There is an important distinction between range of motion and flexibility. Range of motion is associated with joint osteokinematics. Flexibility relates to muscle and tendon elasticity. It is interesting to note that issues related to flexibility commonly appear in two muscles surrounding the same joint rather than in just one. Therapeutic exercises that focus on stretching can be initiated once these muscles have been identified.

Not unlike their owners, dogs should always warm up before beginning any stretching work. (In the case of non-ambulatory patients, E-stim or therapeutic ultrasound can be used for this purpose.) Therapeutic stretches can be active or passive. An active stretch is initiated by the patient. In a common stretching technique, cookies are used to encourage the dog to reach into positions that will stretch the affected muscle. Active stretching also can be accomplished with exercises such as walking through weave poles or around cones set in a tight pattern. Passive stretches are done by the therapist. An example is advancing the forelimb to stretch the latissimus dorsi and teres major muscles. The patient needs to be comfortable with the therapist and relaxed and cooperative in order to benefit from passive stretching exercises.

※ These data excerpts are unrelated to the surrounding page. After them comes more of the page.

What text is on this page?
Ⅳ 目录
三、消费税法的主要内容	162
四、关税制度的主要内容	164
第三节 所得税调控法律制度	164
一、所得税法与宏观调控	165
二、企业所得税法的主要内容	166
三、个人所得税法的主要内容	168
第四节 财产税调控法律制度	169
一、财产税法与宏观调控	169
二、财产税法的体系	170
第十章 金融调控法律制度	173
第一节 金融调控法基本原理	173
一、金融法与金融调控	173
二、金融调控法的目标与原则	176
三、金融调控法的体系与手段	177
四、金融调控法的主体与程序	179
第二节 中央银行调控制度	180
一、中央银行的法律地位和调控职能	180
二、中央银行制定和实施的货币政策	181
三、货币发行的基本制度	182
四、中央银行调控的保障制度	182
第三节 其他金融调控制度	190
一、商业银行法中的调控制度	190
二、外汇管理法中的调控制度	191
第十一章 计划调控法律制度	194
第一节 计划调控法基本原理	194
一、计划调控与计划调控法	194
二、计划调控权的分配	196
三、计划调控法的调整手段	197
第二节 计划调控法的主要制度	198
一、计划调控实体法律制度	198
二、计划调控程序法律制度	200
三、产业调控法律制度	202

Building endurance is equally important in debilitated patients and canine athletes. Dogs recovering from an extended period of recumbency have very low endurance. This is because the first fibers lost when a muscle is immobilized are the slow-twitch fibers, most common in muscles of posture or gravity-resistance. Early endurance work for these patients may involve little more than assisted standing, with a focus on postural muscles rather than on the cardiovascular system.

On the other hand, building endurance in a canine athlete is focused on the cardiovascular system. Land routines, treadmills and water can all be utilized to increase strength, speed and duration of effort in these dogs. Heart rate, respiratory rate and how fast each recovers after a maximum effort are monitored on an on-going basis. Resistance can be used to augment the effects of any exercise program, which can be done using weighted vests, sleds, resistance bands, hill work and water.